II. Adattamento preciso: in che modo il granito soddisfa le diverse esigenze di scanalatura?
Scena 1: Scanalature ultrafini (micro-scanalature inferiori a 10 μm)
Requisito: planarità assoluta
Vantaggi del granito: grazie alla lavorazione di alta precisione con collegamento a cinque assi, la planarità può essere controllata entro ±0,5 μm/m, il che significa che su una lunghezza di 1 metro, l'errore di altezza è 200 volte inferiore a quello di un capello umano! Garantisce che la distanza tra la testa di taglio e il wafer sia sempre precisa e che l'errore di larghezza delle micro-scanalature incise non superi ±0,1 μm.
Scena 2: Scanalatura per la produzione di massa ad alta velocità
Requisito: Prestazioni di assorbimento degli urti superiori
Vantaggi del granito: le sue naturali proprietà di smorzamento interno possono attenuare rapidamente le vibrazioni delle apparecchiature. Dopo che una determinata fabbrica di pannelli ha introdotto basi in granito, la velocità di scanalatura è aumentata del 40% e il tasso di resa è balzato dall'85% al 96%, ottenendo un doppio vantaggio in termini di efficienza e qualità della produzione!
Scena 3: Scanalatura in ambiente complesso (alta temperatura/corrosione)
Requisiti: Resistenza alle alte temperature e alla corrosione
Vantaggi del granito: estrema stabilità chimica, resistenza alla corrosione da acidi e alcali; basso coefficiente di dilatazione termica, non si deforma nemmeno alle alte temperature locali (150℃) durante la scanalatura laser. Una base in granito utilizzata in un laboratorio con una soluzione corrosiva per la scanalatura è stata in uso continuativo per tre anni e la superficie della base è rimasta intatta.
III. Come scegliere una base in granito "autentica e di alta qualità"?
Osservate la densità: il granito con una densità ≥2800 kg/m³ ha una struttura più compatta.
Verifica le certificazioni: assicurati di riconoscere certificazioni autorevoli come ISO 9001 e CNAS per garantire la qualità.
Dati di verifica: Il produttore è tenuto a fornire rapporti di prova sul coefficiente di dilatazione termica (< 8×10⁻⁶/℃) e sulla planarità (±0,5μm/m).
Test in loco: picchiettare la base. Un suono nitido indica l'assenza di crepe interne. Se la superficie al tatto è liscia come uno specchio, significa che la lavorazione è di alta precisione.
In conclusione: scegliete il granito giusto e avrete già vinto metà della battaglia nella realizzazione delle scanalature!

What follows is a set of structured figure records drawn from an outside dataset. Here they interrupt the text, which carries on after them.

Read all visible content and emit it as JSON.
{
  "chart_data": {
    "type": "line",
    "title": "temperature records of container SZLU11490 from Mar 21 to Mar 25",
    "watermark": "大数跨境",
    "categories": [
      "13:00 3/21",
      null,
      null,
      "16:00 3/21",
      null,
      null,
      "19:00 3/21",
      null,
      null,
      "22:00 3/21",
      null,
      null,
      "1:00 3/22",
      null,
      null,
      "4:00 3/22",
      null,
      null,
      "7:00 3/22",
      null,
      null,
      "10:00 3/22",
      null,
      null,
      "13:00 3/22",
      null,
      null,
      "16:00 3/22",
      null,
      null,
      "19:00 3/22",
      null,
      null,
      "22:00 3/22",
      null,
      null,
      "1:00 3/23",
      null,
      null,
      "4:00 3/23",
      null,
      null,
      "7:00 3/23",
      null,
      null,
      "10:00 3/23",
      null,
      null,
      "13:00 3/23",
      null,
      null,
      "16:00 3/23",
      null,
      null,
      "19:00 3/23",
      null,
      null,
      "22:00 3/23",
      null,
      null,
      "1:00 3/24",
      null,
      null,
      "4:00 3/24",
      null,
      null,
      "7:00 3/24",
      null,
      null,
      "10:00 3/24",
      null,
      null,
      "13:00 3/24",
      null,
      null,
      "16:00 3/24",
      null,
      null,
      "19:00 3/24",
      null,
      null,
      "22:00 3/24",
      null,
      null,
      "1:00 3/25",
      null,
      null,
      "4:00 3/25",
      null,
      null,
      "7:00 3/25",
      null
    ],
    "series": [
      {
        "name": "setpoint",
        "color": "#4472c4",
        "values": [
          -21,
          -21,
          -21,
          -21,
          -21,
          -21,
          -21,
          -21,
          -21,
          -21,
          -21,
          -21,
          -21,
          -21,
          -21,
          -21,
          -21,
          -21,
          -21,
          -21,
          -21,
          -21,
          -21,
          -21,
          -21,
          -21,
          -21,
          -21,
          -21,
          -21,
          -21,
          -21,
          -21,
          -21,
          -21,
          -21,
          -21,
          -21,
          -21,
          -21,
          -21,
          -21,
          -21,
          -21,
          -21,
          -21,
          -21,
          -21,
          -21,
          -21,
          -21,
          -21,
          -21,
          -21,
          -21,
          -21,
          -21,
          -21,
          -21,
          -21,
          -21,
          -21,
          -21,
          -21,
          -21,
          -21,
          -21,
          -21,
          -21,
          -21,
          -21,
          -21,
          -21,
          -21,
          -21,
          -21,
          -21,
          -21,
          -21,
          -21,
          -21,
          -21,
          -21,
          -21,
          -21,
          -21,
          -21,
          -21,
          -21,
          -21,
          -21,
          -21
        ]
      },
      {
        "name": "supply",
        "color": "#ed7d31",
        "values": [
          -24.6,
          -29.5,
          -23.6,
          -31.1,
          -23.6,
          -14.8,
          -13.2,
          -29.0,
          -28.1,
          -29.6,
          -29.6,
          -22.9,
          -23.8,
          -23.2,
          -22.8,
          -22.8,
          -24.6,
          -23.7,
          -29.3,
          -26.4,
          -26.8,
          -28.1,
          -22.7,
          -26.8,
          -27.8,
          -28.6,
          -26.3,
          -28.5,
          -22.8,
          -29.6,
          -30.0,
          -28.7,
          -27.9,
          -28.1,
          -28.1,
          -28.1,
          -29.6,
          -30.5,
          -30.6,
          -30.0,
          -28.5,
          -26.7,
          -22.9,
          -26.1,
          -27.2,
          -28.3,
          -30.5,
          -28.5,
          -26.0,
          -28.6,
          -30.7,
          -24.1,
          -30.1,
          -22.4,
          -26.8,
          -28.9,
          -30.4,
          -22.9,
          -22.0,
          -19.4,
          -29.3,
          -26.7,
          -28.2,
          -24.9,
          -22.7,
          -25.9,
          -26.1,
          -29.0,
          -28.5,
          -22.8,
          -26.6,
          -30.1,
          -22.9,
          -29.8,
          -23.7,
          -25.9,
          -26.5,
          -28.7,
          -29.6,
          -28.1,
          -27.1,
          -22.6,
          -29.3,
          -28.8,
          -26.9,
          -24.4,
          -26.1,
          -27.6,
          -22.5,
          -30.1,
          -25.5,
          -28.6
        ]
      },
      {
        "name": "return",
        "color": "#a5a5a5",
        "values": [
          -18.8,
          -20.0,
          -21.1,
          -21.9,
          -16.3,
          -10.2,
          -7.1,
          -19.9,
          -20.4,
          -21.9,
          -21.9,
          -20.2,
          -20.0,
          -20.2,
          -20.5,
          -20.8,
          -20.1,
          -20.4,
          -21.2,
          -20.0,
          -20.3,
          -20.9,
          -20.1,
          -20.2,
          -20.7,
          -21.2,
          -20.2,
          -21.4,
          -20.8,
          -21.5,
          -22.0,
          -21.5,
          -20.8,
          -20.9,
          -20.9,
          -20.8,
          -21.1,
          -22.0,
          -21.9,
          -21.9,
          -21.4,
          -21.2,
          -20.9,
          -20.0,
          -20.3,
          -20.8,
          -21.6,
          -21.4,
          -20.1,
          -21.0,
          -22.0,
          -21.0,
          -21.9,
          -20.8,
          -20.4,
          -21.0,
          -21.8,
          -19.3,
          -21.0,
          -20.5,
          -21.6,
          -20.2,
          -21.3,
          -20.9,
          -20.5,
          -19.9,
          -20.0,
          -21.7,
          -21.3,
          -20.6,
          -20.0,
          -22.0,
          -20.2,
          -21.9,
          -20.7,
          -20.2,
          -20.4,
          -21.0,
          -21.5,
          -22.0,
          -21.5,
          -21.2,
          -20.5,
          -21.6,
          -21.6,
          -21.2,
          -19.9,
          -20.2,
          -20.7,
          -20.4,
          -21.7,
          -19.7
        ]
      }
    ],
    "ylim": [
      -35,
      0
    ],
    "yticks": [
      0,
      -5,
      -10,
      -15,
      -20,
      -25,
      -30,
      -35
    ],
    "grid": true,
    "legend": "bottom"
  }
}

Dalla resistenza agli urti e al calore, fino alla resistenza all'usura, la base in granito, con la sua "bellezza naturale" e la sua "solidità", è diventata il partner ideale per le apparecchiature di scanalatura dei wafer. Nell'attuale era della produzione di semiconduttori, che persegue la precisione su scala nanometrica, una base in granito di alta qualità non è solo un investimento in attrezzature, ma anche una garanzia a lungo termine per l'efficienza produttiva e la qualità del prodotto!